既刊の紹介岡山県畜産史

第1編 総論

第1章 旧藩時代までの畜産の概要

第4節 牛馬市場

1 牛馬の流通と牛馬市場

 家畜市場は,平安朝末期に牧制度が崩壊して私牧が成立し,貢納の余剰が売り出され場として発達した。
 近世において,産牛地が繁殖,育成,使役の各地帯に分化したのに対応して,産地,消費地,中継地の各市場が機能分化した。備中,備後,伯耆,出雲の山間部は,近世になって製鉄業が盛んになると,牛の商品化が進み,大牛持が発生して,牛市の開設が多くなった。
 大阪天王寺市場は,中央消費地における一大供給市場として,17世紀末ごろから,近畿を初め中国,四国,あるいは遠く九州から牛馬商人が集まり盛況を極めた。「備前,備中の国おおく牛を飼て子を産す。すなわちこれを天王寺におくる。……年中,備前,備中より牛を引き来ること日々にたえず」と,『日本山海名物図会』にみえるとおり,備前,備中から盛んに天王寺市へ『登り牛(のぼりうし)』を仕向けていたことがわかる。しかし,天明のころ(1781−88)から藤野牛市を中心として,備前の登り牛の比重は低下し,これに代わって美作の比重が高まり,幕末のころは美作が登り牛の中心となり,久世と一宮(現津山市)の牛市が,登り牛を送り出す中心市場として繁栄した。このようにして,作州は車牛として,畿内の和牛流通市場を闊歩し,「東牛(ひがしうじ)」と呼ばれた。
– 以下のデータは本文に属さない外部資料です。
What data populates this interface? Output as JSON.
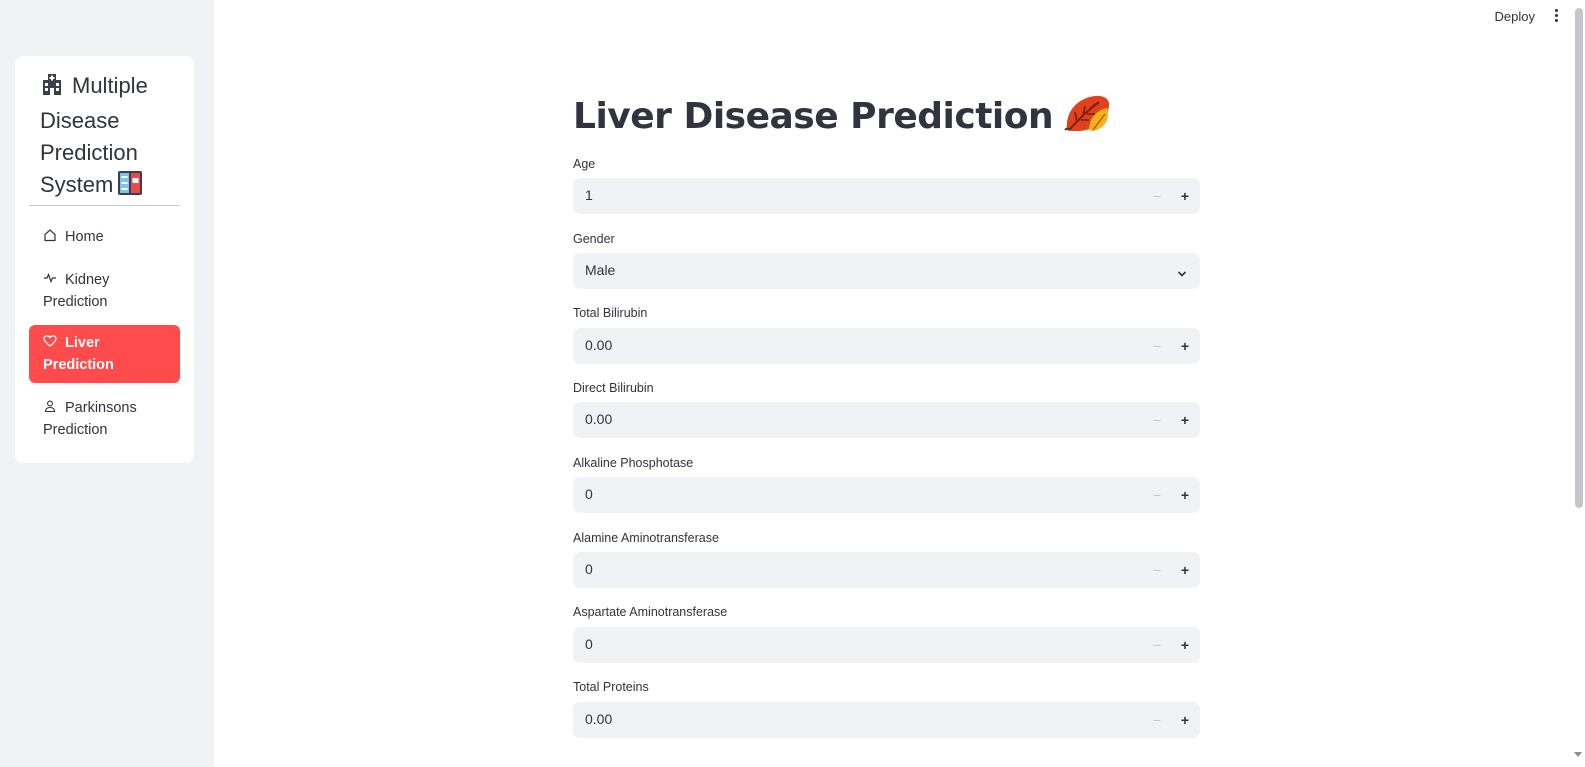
{
  "sidebar": {
    "title": "Multiple Disease Prediction System",
    "items": [
      {
        "label": "Home",
        "icon": "house-icon",
        "active": false
      },
      {
        "label": "Kidney Prediction",
        "icon": "activity-icon",
        "active": false
      },
      {
        "label": "Liver Prediction",
        "icon": "heart-icon",
        "active": true
      },
      {
        "label": "Parkinsons Prediction",
        "icon": "person-icon",
        "active": false
      }
    ],
    "accent_color": "#ff4b4b"
  },
  "header": {
    "deploy_label": "Deploy",
    "menu_icon": "kebab-menu-icon"
  },
  "main": {
    "title": "Liver Disease Prediction",
    "title_icon": "fallen-leaf-icon",
    "fields": [
      {
        "label": "Age",
        "value": "1",
        "type": "number"
      },
      {
        "label": "Gender",
        "value": "Male",
        "type": "select"
      },
      {
        "label": "Total Bilirubin",
        "value": "0.00",
        "type": "number"
      },
      {
        "label": "Direct Bilirubin",
        "value": "0.00",
        "type": "number"
      },
      {
        "label": "Alkaline Phosphotase",
        "value": "0",
        "type": "number"
      },
      {
        "label": "Alamine Aminotransferase",
        "value": "0",
        "type": "number"
      },
      {
        "label": "Aspartate Aminotransferase",
        "value": "0",
        "type": "number"
      },
      {
        "label": "Total Proteins",
        "value": "0.00",
        "type": "number"
      }
    ],
    "minus_symbol": "−",
    "plus_symbol": "+"
  }
}
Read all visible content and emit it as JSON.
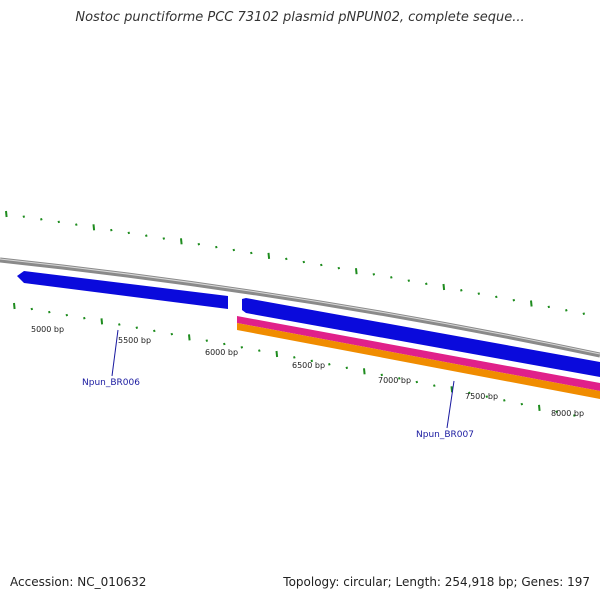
{
  "title": "Nostoc punctiforme PCC 73102 plasmid pNPUN02, complete seque...",
  "footer": {
    "accession": "Accession: NC_010632",
    "summary": "Topology: circular; Length: 254,918 bp; Genes: 197"
  },
  "colors": {
    "backbone": "#8a8a8a",
    "gene_forward": "#0a0adc",
    "rna_band": "#e0208a",
    "cds_band": "#f08c00",
    "tick": "#1e8c1e",
    "gene_label": "#1a1aa0"
  },
  "scale_ticks": [
    {
      "label": "5000 bp"
    },
    {
      "label": "5500 bp"
    },
    {
      "label": "6000 bp"
    },
    {
      "label": "6500 bp"
    },
    {
      "label": "7000 bp"
    },
    {
      "label": "7500 bp"
    },
    {
      "label": "8000 bp"
    }
  ],
  "genes": [
    {
      "label": "Npun_BR006"
    },
    {
      "label": "Npun_BR007"
    }
  ]
}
これに対して備中牛の多くは,備後,安芸,石見の西国各地に移出され,農家の耕作用にすぐれた「西牛(にしうじ)」として重宝がられた。その主産地は,阿哲郡千屋(ちや)村(現新見市)であった。千屋牛の名声は,鉄山師であるとともに牛の飼育に功労のあった太田辰五郎(1801−54)とともに広く知れわたっていた。
 備中松山市場は,寛永のころ(1624−43)松山藩によって開設された中継市場として,千屋市場は鉄山師太田辰五郎によって天保5年(1834)に開設された産地市場として,ともに繁栄した。日本三大市場の一つである伯耆大山牛馬市は,祭礼の場所に,山陰,山陽,四国の13カ国から牛馬が集まって盛況を極めたが,ここから畿内の大消費地へ移出されるものは,久世市場などの中継市場を経由していた。しかし,以降,鉄道の発達その他交通事情の変遷に伴い,家畜市場の立地は大幅に変容した。
 備前,備中の家畜商によって取引きのあった九州豊後(現大分県)では,近世後期,優良な子牛は備中向けとしていた。
 四国讃岐の牛も,備前,備中さらには伯耆大山市へ移出されていた。  

2 牛馬商

 領主が任命する特権的牛市管理者は,最も高い地位に立つ牛馬商で,天王寺牛市における石橋孫右ヱ門,松山市場における中曽屋など,その最たるものであって,世襲の職であった。近世後期,中国地方の産牛地に見られるように,鉄山師あるいは上層農民である蔓牛(つるうし)造成者が,牛馬商を兼ねるものが多く,旧藩時代の牛馬商は地方の有力者であった。